Sam Sigg dumped the contents of a bag onto a table, revealing a year’s worth of used pipes, syringes and other drug paraphernalia that he’d collected around the Trinity Church on the Green.
This, he told a room full of neighbors filling a City Hall conference room, was a visual presentation of the New Haven Green.
Sigg, the head sexton of Trinity Church, was attending his first-ever Downtown Wooster Square Community Management Team meeting.
“Watch your fingers there,” someone murmured, as Sigg sifted through the glass and metal clinking on the table.
Over the course of the meeting, two different images of the Green would emerge — one rooted in its present-day reality of homelessness and addiction, one a new picture to look forward to with an upcoming cutting-edge public-art exhibit with 25-foot-high images on the sides of the churches on the Green called “WE ARE: A Nation of Immigrants — New Haven.”
“The Wild, Wild West”
The monthly meeting took place Tuesday night, on first official day of spring. As if on cue, the meeting bubbled with qualms over (certain) signs of life on the New Haven Green.
Though other crime has been constant or low on the Green, the police are coming up with some new strategies to combat persistent drinking and drug use there, said Lt. Mark O’Neill, the neighborhood’s district commander. Most recently, he has convinced the courts to begin upholding some of the arrests and tickets made on the Green.
“I don’t think it’s a secret anymore,” he said. “We’ve also had narcotics going in the Green.”
Sigg, along with other attendees of the meeting, proceeded to pepper the conversation with questions and complaints about panhandling, loitering, urinating and defecating, and other forms of disorderly behavior they have noticed recently.
How can the neighborhood make the Green more of a study spot for Yale students, and less of a hangout for drug dealers? some asked.
“Are people legally allowed to be on the Green, hanging out all day?” Sigg continued.
O’Neill outlined the fine line between whether determining whether a Yale student who studies on the Green for several hours is loitering (the answer: no) and someone who’s just “urinating on himself” is loitering (the answer: also no).
Sigg observed that a card for the APT Foundation’s Congress Avenue methadone clinic was mixed in with his year’s worth of collected paraphernalia. O’Neill noted that in one week, the police arrested 10 people for selling K2 on the green — and that eight out of those 10 were APT Foundation clients. O’Neill added that the city is not turning a blind eye to the matter and that the APT Foundation has recently been in meetings with cops and other city officials about concerns over management of the facility.

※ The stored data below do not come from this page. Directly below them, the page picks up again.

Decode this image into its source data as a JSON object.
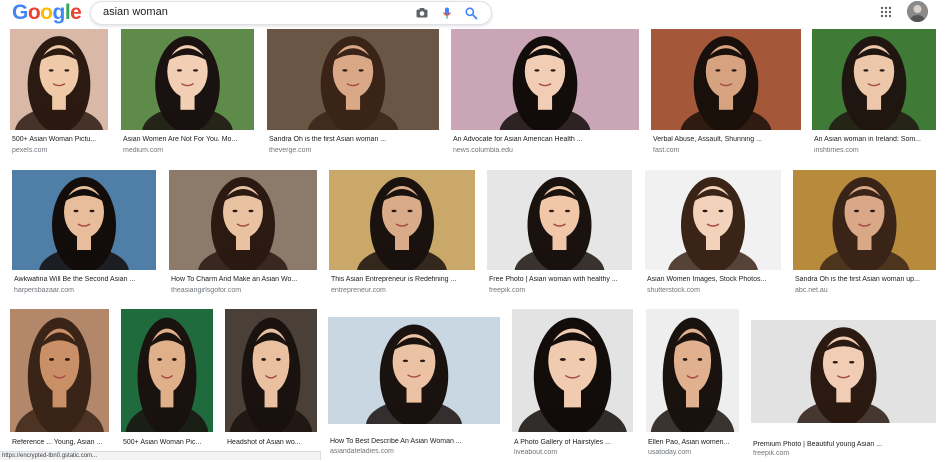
{
  "logo": {
    "letters": [
      "G",
      "o",
      "o",
      "g",
      "l",
      "e"
    ],
    "colors": [
      "#4285F4",
      "#EA4335",
      "#FBBC05",
      "#4285F4",
      "#34A853",
      "#EA4335"
    ]
  },
  "search": {
    "query": "asian woman"
  },
  "icons": {
    "camera": "camera-icon",
    "mic": "mic-icon",
    "search": "search-icon",
    "apps": "apps-grid-icon"
  },
  "results": [
    {
      "caption": "500+ Asian Woman Pictu...",
      "source": "pexels.com",
      "bg": "#d9b8a8",
      "hair": "#2b1a12",
      "skin": "#f0c9a8"
    },
    {
      "caption": "Asian Women Are Not For You. Mo...",
      "source": "medium.com",
      "bg": "#5f8b4a",
      "hair": "#1a1210",
      "skin": "#f2cfb4"
    },
    {
      "caption": "Sandra Oh is the first Asian woman ...",
      "source": "theverge.com",
      "bg": "#6b5545",
      "hair": "#3a2418",
      "skin": "#d9a987"
    },
    {
      "caption": "An Advocate for Asian American Health ...",
      "source": "news.columbia.edu",
      "bg": "#c9a5b6",
      "hair": "#120c0a",
      "skin": "#f0cdb4"
    },
    {
      "caption": "Verbal Abuse, Assault, Shunning ...",
      "source": "fast.com",
      "bg": "#a5573a",
      "hair": "#1a100b",
      "skin": "#d6a27f"
    },
    {
      "caption": "An Asian woman in Ireland: Som...",
      "source": "irishtimes.com",
      "bg": "#3f7a36",
      "hair": "#201611",
      "skin": "#ecc7a9"
    },
    {
      "caption": "Awkwafina Will Be the Second Asian ...",
      "source": "harpersbazaar.com",
      "bg": "#4f7ea6",
      "hair": "#120d0b",
      "skin": "#e7bd9c"
    },
    {
      "caption": "How To Charm And Make an Asian Wo...",
      "source": "theasiangirlsgofor.com",
      "bg": "#8c7a6a",
      "hair": "#2a1a12",
      "skin": "#e9c2a2"
    },
    {
      "caption": "This Asian Entrepreneur is Redefining ...",
      "source": "entrepreneur.com",
      "bg": "#c9a86a",
      "hair": "#1a120e",
      "skin": "#d9ab88"
    },
    {
      "caption": "Free Photo | Asian woman with healthy ...",
      "source": "freepik.com",
      "bg": "#e6e6e6",
      "hair": "#1a120e",
      "skin": "#f0c7a8"
    },
    {
      "caption": "Asian Women Images, Stock Photos...",
      "source": "shutterstock.com",
      "bg": "#f1f1f1",
      "hair": "#3a2418",
      "skin": "#f3d2bb"
    },
    {
      "caption": "Sandra Oh is the first Asian woman up...",
      "source": "abc.net.au",
      "bg": "#b78a3c",
      "hair": "#3a2418",
      "skin": "#d9a987"
    },
    {
      "caption": "Reference ... Young, Asian ...",
      "source": "",
      "bg": "#b2876a",
      "hair": "#3a2418",
      "skin": "#c98f66"
    },
    {
      "caption": "500+ Asian Woman Pic...",
      "source": "",
      "bg": "#1f6b3e",
      "hair": "#1a120e",
      "skin": "#e0b08b"
    },
    {
      "caption": "Headshot of Asian wo...",
      "source": "",
      "bg": "#4a4038",
      "hair": "#1a120e",
      "skin": "#e9c0a0"
    },
    {
      "caption": "How To Best Describe An Asian Woman ...",
      "source": "asiandateladies.com",
      "bg": "#c9d7e3",
      "hair": "#1a120e",
      "skin": "#ebc3a4"
    },
    {
      "caption": "A Photo Gallery of Hairstyles ...",
      "source": "liveabout.com",
      "bg": "#e3e3e3",
      "hair": "#120d0b",
      "skin": "#f0cbb0"
    },
    {
      "caption": "Ellen Pao, Asian women...",
      "source": "usatoday.com",
      "bg": "#eeeeee",
      "hair": "#1a120e",
      "skin": "#e0b08f"
    },
    {
      "caption": "Premium Photo | Beautiful young Asian ...",
      "source": "freepik.com",
      "bg": "#e2e2e2",
      "hair": "#2a1a12",
      "skin": "#f0cdb4"
    }
  ],
  "status_bar": {
    "text": "https://encrypted-tbn0.gstatic.com..."
  }
}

City and neighborhood officials alike sounded beleaguered notes. Matthew Griswold of the Town Green business improvement district said that when one of the Town Green “ambassadors” (uniformed employees who do safety and maintenance work) tried to break up a fight between two men on K2, they ended up jumping him. That’s a regular occurence in the “spillover from the wild, wild West which is the Green,” he said.
Gallery on the Green
Following this discussion, the photographer Joe Standart provided a different vision of the Green.
Or rather, different pictures. Standart gave the keynote presentation of the evening, announcing that his traveling project Portrait of America, which now aims to “explore the immigrant experience,” illustrating the imaginations and labors of immigrants in the current moment, would be exhibited on the Green beginning this summer.
Standart has taken portraits of refugees and immigrants he has encountered in New Haven, through local organizations like Integrated Refugee and Immigrant Services and Unidad Latina en Acción, through walking about on the street and keeping his eyes open.
He printed these portraits onto large sheets of aluminum — think up to 25 feet high — to be hung up on the walls of the Green’s churches and posted as free-standing installations. He’s also interviewed his subjects, making videos of their stories as documentary material for a new website.
Attendee Kevin McCarthy said that he’d been involved in a similar initiative in East Rock a few years ago, but that project had been vandalized within a couple of weeks. How could they prevent that on the Green this time around, he asked?
“We have a secret weapon sitting at the front of the table,” Standart joked, gesturing to O’Neill.
Lucy McClure, presenting the project alongside Standart and Randi McCray, added that she hopes that the work would unite people. “This kind of work is needed in a time like this.”
The project may eventually go on tour in New England, Standart said.
“Doesn’t Bode Well”
As the meeting wound down, Sigg spoke to a reporter, acknowledging that many of the people who loiter downtown have “lives so broken” that they have no other options. He referenced recent efforts by Trinity Church in stymying the local opioid crisis.
Local artist Tony Kosloski chimed in, adding that “half of this country is living in poverty.”
“It just sounds very disrespectful to chase sick people away, make them disappear,” Kosloski added. “It doesn’t bode well for our vision of New Haven.”